Avec un score de 48,8% des voix, le parti-conservateur conduit par le conservateur Viktor Orban remporte triomphalement dimanche les élections législatives au grand dam de l’opposition hongroise et de grandes démocraties européennes. Cette belle victoire lui ouvre la voie à un troisième mandat consécutif, lui conférant toute légitimité pour amplifier la concentration des pouvoir et continuer à défier les instances de l’Union européenne. Le succès du premier ministre hongrois le plus décrié en Europe est incontestable avec une forte participation estimé à 70% d’électeurs inscrits sur les listes électorales. Le parti Fidesz obtient donc 48,8% des voix, devant de trente points d’avance le Jobbik, la formation d’extrême droite qui a lâché la rhétorique xénophobe.

Le parti conservateur semble bien parti pour décrocher 133 sièges sur les 199 du parlement hongrois, ce qui lui offrirait une nouvelle « super majorité » des deux-tiers, comme les précédentes législatures de 2010 et 2014, cela donne la possibilité de voter des réformes constitutionnelles. «Le pays est orange », la couleur du Fidesz, titrait à la une dimanche nuit, Index.hu, l’un des principaux sites d’information d’une presse locale hongroise dont le premier ministre est taxé de museler les médias, au cours de ces huit dernières années de ses mandats. Viktor Orban se voit conforter dans sa politique migratoire extrêmement très dure poursuivie ces dernières années. Le dirigeant hongrois âgé de  54 ans ne fait pas l’unanimité en raison de ses diatribes nationalistes contre« l’invasion migratoire»,le multiculturalisme et l’ingérence supposée de «Bruxelles». Ce qui fait de lui un partenaire controversé pour une partie des Etats membres, dont les dirigeants ne sont pas précipités pour féliciter le premier ministre réélu. Dès 2015, Victor Orban a érigé des centaines de kilomètres de clôture barbelée pour empêcher les réfugiés, qu’il assimile à des « terroristes » en puissance, s’estimant conforté par le durcissement de la politique migratoire prônée par plusieurs pays européens. Il compte amplifier sa croisade souverainiste menée en accord avec plusieurs Etats d’Europe centrale dont la Pologne, en voulant impliquer l’Italie et l’Autriche dans une alliance de pays hostiles à l’immigration musulmane.

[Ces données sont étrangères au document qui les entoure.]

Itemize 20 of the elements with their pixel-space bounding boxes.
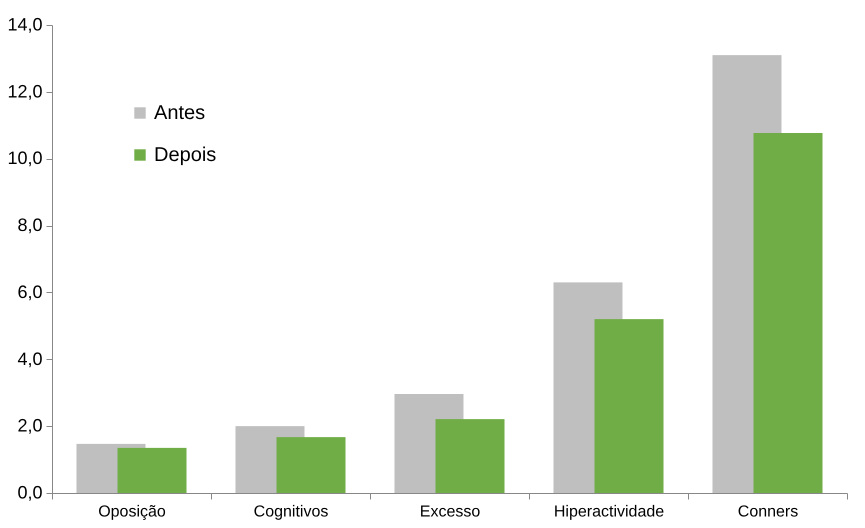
y-tick-label: 4,0 — [17, 348, 42, 369]
bar — [276, 437, 346, 493]
x-tick-label: Excesso — [420, 504, 480, 520]
legend-label: Depois — [154, 144, 216, 166]
x-tick-label: Hiperactividade — [554, 504, 664, 520]
x-tick-label: Oposição — [98, 504, 166, 520]
x-tick-label: Cognitivos — [254, 504, 328, 520]
legend-label: Antes — [154, 102, 206, 124]
x-tick-label: Conners — [738, 504, 798, 520]
y-tick-label: 0,0 — [17, 482, 42, 502]
y-tick-label: 14,0 — [7, 14, 42, 34]
bar — [754, 132, 823, 493]
y-tick-label: 2,0 — [17, 416, 42, 436]
y-tick-label: 8,0 — [17, 215, 42, 236]
bar — [594, 319, 664, 493]
y-tick-label: 12,0 — [7, 81, 42, 102]
bar — [436, 419, 505, 493]
bar — [118, 448, 187, 493]
y-tick-label: 6,0 — [17, 282, 42, 302]
y-tick-label: 10,0 — [7, 148, 42, 168]
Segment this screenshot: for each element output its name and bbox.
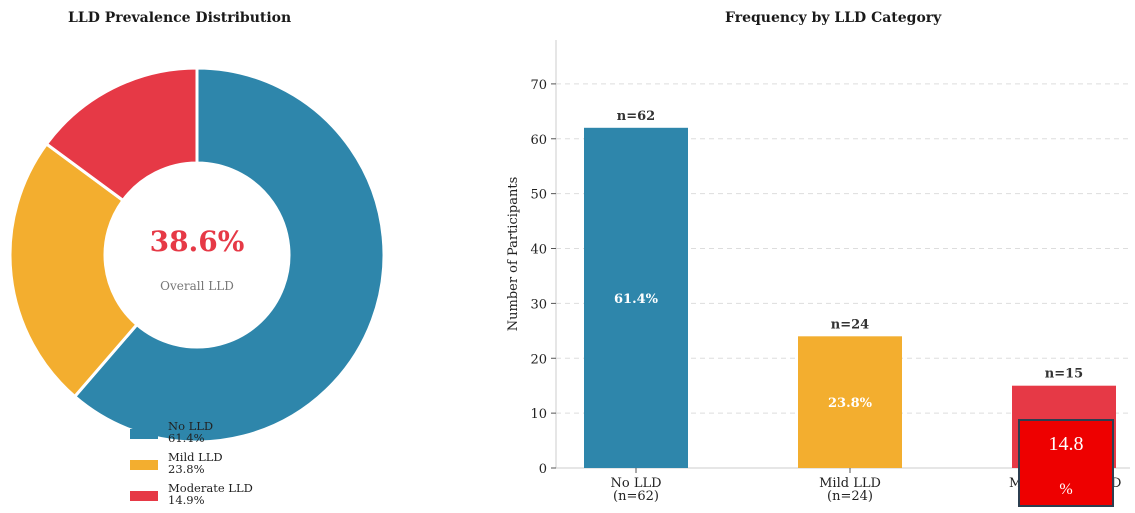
bar-no-lld xyxy=(584,127,688,469)
bar-count-label-moderate-lld: n=15 xyxy=(1045,367,1083,382)
legend-swatch-moderate-lld xyxy=(130,491,158,501)
y-tick-label: 30 xyxy=(530,297,547,312)
bar-chart-title: Frequency by LLD Category xyxy=(725,10,942,26)
legend-label-no-lld: No LLD xyxy=(168,419,214,433)
y-tick-label: 40 xyxy=(530,243,547,258)
value-overlay-box: 14.8 % xyxy=(1018,419,1114,507)
x-tick-label-no-lld-line-1: (n=62) xyxy=(613,489,659,504)
legend-pct-mild-lld: 23.8% xyxy=(168,462,205,476)
donut-chart: 38.6% Overall LLD xyxy=(8,66,386,444)
overlay-value: 14.8 xyxy=(1048,433,1084,455)
y-axis-title: Number of Participants xyxy=(506,177,521,332)
y-tick-label: 70 xyxy=(530,78,547,93)
donut-center-value: 38.6% xyxy=(150,225,245,258)
bar-percent-label-no-lld: 61.4% xyxy=(614,292,659,307)
x-tick-label-mild-lld-line-0: Mild LLD xyxy=(819,476,881,491)
legend-swatch-no-lld xyxy=(130,429,158,439)
legend-label-moderate-lld: Moderate LLD xyxy=(168,481,253,495)
bar-mild-lld xyxy=(798,336,902,468)
bar-count-label-no-lld: n=62 xyxy=(617,109,655,124)
y-tick-label: 50 xyxy=(530,188,547,203)
x-tick-label-moderate-lld-tail: D xyxy=(1111,476,1121,491)
bar-count-label-mild-lld: n=24 xyxy=(831,317,869,332)
donut-chart-title: LLD Prevalence Distribution xyxy=(68,10,292,26)
legend-pct-no-lld: 61.4% xyxy=(168,431,205,445)
y-tick-label: 10 xyxy=(530,407,547,422)
donut-slice-moderate-lld xyxy=(44,66,199,203)
bar-percent-label-mild-lld: 23.8% xyxy=(828,396,873,411)
donut-center-label: Overall LLD xyxy=(160,279,234,293)
donut-slice-mild-lld xyxy=(8,141,139,399)
overlay-percent-sign: % xyxy=(1059,481,1073,498)
x-tick-label-mild-lld-line-1: (n=24) xyxy=(827,489,873,504)
y-tick-label: 0 xyxy=(539,462,547,477)
x-tick-label-no-lld-line-0: No LLD xyxy=(610,476,661,491)
legend-swatch-mild-lld xyxy=(130,460,158,470)
bar-chart: 0 10 20 30 40 50 60 70 Number of Participants n=6… xyxy=(506,40,1130,504)
y-tick-label: 20 xyxy=(530,352,547,367)
legend-label-mild-lld: Mild LLD xyxy=(168,450,223,464)
y-tick-label: 60 xyxy=(530,133,547,148)
legend-pct-moderate-lld: 14.9% xyxy=(168,493,205,507)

Une coalition entre conservateurs et l’extrême droite gouverne en Autriche depuis décembre dernier. En Italie, la Ligue de Matteo Salvini, formation d’extrême droite est placé en tête  de la coalition de droite lors du scrutin du 4 mars. « L’inversion des valeurs et l’immigration de masse prônées l’UE sont à nouveau rejetées »,  a exulté dimanche sur Twitter la présidente du Front national français, Marine Le Pen, en synergie avec les félicitations du chef de file de l’opposition hollandaise, le député anti-islam Geert Wilders, allié européen de Viktor Orban. «C’est un raz-de-marée pour le Fidesz, qui donne à Viktor Orban une énorme légitimité en raison de taux de participation élevé, y compris au plan international », a commenté pour l’AFP le politologue Daniel Hegedus, de l’Observatoire des libertés Freedom House, prévoyant un renforcement « des attaques contre la frange critique de la société civile».